Русское правительство взяло на себя задачу искоренить крамолу в Минске и послало туда для этой цели жандармского полковника Васильева, одного из самых способных своих слуг. Он был учеником знаменитого полковника жандармерии Зубатова[143]. Они оба пытались убедить всех арестованных ими, что тем следует вести только экономическую борьбу, не смешивая её с политикой. Русское правительство поможет в этом рабочим и легализует таких рабочих, и они увидят, что рабочая ситуация может быть намного лучше, чем до сих пор.
Некоторые рабочие приняли это предложение и начали создавать независимые трудовые организации для экономической борьбы, с целью улучшения материального положения рабочих. Политические партии боролись с «независимыми» как могли. Тем не менее в моё время в Минске значительно выросло число «независимых» рабочих. В то же время значительно возросло и число организованных бундовцев и сионистов. Они тогда были активны в Минске…
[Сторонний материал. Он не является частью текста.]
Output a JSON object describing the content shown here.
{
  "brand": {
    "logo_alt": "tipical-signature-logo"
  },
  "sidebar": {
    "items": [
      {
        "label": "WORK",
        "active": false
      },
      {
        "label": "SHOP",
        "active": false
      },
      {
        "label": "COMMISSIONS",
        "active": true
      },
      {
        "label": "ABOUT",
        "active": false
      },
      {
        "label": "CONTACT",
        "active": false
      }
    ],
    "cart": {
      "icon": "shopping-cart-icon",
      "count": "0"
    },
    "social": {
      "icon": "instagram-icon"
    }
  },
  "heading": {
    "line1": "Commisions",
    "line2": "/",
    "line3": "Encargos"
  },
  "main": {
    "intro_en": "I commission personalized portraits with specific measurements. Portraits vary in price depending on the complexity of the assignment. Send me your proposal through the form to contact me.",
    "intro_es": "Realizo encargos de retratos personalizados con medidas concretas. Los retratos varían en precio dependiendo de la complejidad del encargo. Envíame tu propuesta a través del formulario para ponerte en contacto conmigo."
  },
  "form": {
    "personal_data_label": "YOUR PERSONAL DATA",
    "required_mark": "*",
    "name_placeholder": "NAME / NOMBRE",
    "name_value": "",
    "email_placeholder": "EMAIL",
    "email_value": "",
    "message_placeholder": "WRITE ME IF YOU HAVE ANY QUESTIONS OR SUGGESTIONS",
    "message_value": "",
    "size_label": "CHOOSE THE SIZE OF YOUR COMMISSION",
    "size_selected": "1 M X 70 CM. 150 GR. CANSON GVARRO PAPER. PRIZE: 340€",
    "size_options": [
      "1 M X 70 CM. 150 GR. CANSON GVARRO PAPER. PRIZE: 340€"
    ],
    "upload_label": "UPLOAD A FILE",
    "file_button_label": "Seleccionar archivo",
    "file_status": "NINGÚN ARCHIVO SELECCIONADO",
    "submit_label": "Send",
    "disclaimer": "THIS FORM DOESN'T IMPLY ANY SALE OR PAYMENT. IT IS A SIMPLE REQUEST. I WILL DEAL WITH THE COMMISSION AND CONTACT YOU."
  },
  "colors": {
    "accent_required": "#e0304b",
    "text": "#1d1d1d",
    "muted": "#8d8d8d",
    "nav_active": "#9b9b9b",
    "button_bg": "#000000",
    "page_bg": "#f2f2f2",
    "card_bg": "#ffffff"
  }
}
Я был свидетелем первой демонстрации бундовцев в Минске. Многих тогда избили, покалечили, арестовали. Мы помним протесты после демонстрации. Я встретился с Альтером Винером (одним из тогдашних лидеров минского Бунда. Он умер несколько лет назад в Нью-Йорке, будучи официальным членом Коммунистической партии). В доме, куда мы зашли было шесть-семь протестующих. Они с величайшим гневом рассказали о жестокости минской милиции. Кто-то прибежал оттуда без куртки. Его хотели арестовать, но полицейский схватил его за куртку, он вырвался на свободу и убежал, оставив куртку в руках полицейского.
Григорий Гершуни[144] тогда жил в Минске и вёл невинные уроки для еврейских рабочих на русском языке. Он говорил о законах физики и химии. Я часто бывал на его лекциях. В первый раз я приходил в солдатской одежде. Потом, когда я заметил, как все поражаются единственному солдату в зале, я стал приходить в штатском.
Кто мог подумать тогда, что нежный благородный юноша Григорий Гершуни через несколько лет станет грозой официальной царской России?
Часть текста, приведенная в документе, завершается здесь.